School is back in session, and your kids aren’t the only ones who need to make a good impression with their peers and teachers. Parent teacher communication needs to get off on the right foot as well. After all, those individuals are responsible for caring for your kids and teaching them everything they need to know over the next 9 months or so. If anyone deserves your attention and respect, it’s them. As PBS reports, according to Diane Levin, Ph.D., professor of education at Wheelock College, “a positive parent-teacher relationship helps your child feel good about school and be successful in school. It demonstrates to your child that he can trust his teacher, because you do. This positive relationship makes a child feel like the important people in his life are working together.”
So instead of rushing in and out of the classroom on the first day, and instead of blaming your kids’ teachers any time something doesn’t go right, focus on building trusting, appreciative and collaborative relationships with the educators in your child’s life. Here are 8 ways to ace parent teacher communication and start the school year off on the right foot, for you and your kids.
1. Listen to the Teachers
Your kids aren’t the only ones who need to pay attention to what their teachers say. You should instill a respect for authority figures (and yes, teachers are authority figures) not only by what you say, but also by demonstrating how to respect and listen to teachers yourself. If they ask you to complete a task with your kids (homework, projects, student forms, etc.) do it without question, and don’t complain about it to your kids. The idea is to show the teachers you stand behind them and you care about what they have to say.
2. Arrive Early and Prepared
No one likes it when other people show up late, ultimately delaying your schedule and wasting your time. We know…it can be hard to get your kids out the door and to school on time. But it’s important not just for you and your kids, but also for the rest of the class and the teachers that you do arrive on time, and in an organized fashion.
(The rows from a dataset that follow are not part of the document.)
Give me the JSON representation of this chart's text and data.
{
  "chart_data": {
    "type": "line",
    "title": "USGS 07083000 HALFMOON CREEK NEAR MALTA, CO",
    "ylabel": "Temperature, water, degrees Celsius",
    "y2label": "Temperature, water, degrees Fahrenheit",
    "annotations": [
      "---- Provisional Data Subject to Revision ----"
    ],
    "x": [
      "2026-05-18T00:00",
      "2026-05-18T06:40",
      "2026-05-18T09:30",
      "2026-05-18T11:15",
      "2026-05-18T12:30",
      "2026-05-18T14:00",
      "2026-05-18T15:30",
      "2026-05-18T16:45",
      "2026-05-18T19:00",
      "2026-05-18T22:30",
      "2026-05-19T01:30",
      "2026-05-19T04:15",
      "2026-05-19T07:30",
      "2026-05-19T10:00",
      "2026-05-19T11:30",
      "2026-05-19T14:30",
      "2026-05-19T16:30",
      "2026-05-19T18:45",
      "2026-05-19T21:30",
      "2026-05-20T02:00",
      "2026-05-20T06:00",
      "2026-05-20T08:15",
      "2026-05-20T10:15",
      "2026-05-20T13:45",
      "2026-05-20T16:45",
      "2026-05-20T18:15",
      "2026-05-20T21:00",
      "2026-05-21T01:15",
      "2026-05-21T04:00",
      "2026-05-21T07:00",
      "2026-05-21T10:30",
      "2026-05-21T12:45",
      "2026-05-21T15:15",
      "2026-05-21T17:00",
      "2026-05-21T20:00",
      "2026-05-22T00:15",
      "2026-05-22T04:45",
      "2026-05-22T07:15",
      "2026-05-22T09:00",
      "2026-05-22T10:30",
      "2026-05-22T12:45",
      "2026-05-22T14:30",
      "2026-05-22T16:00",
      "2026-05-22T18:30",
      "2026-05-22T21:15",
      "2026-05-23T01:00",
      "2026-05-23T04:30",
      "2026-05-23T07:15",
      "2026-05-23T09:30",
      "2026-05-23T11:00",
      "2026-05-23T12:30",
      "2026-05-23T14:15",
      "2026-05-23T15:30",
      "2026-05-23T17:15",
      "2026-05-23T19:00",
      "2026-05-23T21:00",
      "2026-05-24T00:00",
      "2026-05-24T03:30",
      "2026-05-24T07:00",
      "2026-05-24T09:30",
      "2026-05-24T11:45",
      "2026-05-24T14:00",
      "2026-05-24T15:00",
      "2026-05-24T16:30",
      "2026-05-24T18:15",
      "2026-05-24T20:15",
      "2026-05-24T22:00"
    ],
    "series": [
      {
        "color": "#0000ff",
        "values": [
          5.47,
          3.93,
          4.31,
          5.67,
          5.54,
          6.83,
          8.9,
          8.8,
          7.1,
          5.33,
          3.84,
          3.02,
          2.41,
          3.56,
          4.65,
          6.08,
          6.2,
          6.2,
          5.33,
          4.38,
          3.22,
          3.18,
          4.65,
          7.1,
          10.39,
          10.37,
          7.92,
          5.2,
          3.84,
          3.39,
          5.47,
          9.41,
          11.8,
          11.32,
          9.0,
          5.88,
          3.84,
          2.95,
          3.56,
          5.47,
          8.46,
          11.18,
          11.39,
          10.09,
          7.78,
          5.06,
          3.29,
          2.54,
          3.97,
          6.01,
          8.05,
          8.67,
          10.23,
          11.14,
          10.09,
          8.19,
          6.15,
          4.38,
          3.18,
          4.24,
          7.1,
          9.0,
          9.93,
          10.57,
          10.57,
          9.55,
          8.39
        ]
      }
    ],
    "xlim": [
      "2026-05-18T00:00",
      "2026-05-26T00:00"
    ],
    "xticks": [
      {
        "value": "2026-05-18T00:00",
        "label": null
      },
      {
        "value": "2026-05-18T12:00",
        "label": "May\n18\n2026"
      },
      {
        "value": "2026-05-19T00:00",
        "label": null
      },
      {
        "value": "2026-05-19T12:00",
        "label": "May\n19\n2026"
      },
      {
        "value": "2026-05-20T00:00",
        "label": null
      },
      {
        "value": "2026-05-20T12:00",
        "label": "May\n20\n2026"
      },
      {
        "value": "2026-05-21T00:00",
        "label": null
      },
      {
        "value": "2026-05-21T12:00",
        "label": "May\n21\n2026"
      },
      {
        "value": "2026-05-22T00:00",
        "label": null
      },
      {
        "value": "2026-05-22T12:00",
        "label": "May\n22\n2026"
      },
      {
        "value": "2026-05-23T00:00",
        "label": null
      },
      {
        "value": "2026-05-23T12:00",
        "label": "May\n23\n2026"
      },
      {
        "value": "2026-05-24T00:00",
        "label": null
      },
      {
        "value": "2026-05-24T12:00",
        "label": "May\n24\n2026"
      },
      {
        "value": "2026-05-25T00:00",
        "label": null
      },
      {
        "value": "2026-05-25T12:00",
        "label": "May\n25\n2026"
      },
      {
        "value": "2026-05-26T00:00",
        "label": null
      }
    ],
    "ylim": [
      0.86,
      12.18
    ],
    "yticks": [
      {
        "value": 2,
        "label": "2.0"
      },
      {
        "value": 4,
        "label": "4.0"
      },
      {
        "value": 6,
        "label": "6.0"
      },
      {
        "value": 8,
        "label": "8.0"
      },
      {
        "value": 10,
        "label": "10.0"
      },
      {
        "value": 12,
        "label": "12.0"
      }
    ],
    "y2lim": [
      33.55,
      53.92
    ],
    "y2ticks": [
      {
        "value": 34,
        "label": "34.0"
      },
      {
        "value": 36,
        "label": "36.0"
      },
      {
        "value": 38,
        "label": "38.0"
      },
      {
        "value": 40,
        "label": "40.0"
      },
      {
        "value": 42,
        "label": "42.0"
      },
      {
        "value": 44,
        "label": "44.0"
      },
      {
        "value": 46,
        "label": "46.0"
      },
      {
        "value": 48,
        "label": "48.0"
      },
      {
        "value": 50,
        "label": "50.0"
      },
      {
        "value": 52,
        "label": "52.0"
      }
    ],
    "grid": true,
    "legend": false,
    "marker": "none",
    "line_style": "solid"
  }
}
Running into the classroom 20 minutes late with one shoe missing, no homework, no change of clothes and no patience helps no one. Start your day, and your school year, on the right foot by stepping foot in the door a few minutes early and ready to go.
3. Offer to Help
Teachers get overwhelmed too, and most of the time they are scrambling to make use of the resources they have (which is not much). Offer to help in any way you can. Volunteer your time, provide materials where needed, and express that you are willing to contribute any time the teacher needs you. While it’s not always about donating “stuff” for the classroom, some new arts and crafts tools or some storybooks can go a long way.
4. Give Thanks
When it comes to parent teacher relationships, never forget to say thank you and tell your kids’ teachers that you are grateful for everything they do. They are educators, but they are also people and we all like to be reminded that our work is recognized and appreciated. Not only will they remember your thanks, but they’ll also be that much more motivated to work hard for your kids.
5. Be available, especially for face-to-face meetings
These days so much of our communication is done via email or texting. We almost never chat on the phone, and we rarely have time for face-to-face meetings. But when it comes to your kids, it’s really important to get to know their teachers on a personal (and in person) level. Make time to visit the classroom, attend parent meetings, set up one-on-one consultations when needed, and show that you are physically and emotionally there not just for the teacher, but also for your kids.
6. Offer Honest Insights Into your Kids’ Behavior
Imagine if you had to watch, teach and care for someone else’s children for 6-8 hours a day, and you knew nothing about them. It’s hard enough to get your own kids to listen to you when you know everything about them, from their favorite foods to that time they scraped their knee at the park to their irrational fear of circus clowns. Give your kids’ teachers some help—share their likes and dislikes, offer bits of insider info and give honest insights into how they learn best and what you want them to work on. Any information will help.
7. Stay on Top of your Child’s Belongings
Don’t expect the teachers to keep track of what your kids have in their backpack or cubby. They have enough to focus on, most of which is more important than your kids extra socks, matchbox cars, pencil set or water bottle. Label their belongings and stay on top of what they bring to school with them each day.
8. Follow the Rules
We expect our kids to follow the rules and listen to their teachers, but how can we demand that behavior of them if we don’t follow it ourselves. Teachers make classroom policies for a reason and they usually communicate those rules to parents before the school year even begins. As far as parent teacher relationships go, listen, take note, and follow the guidelines.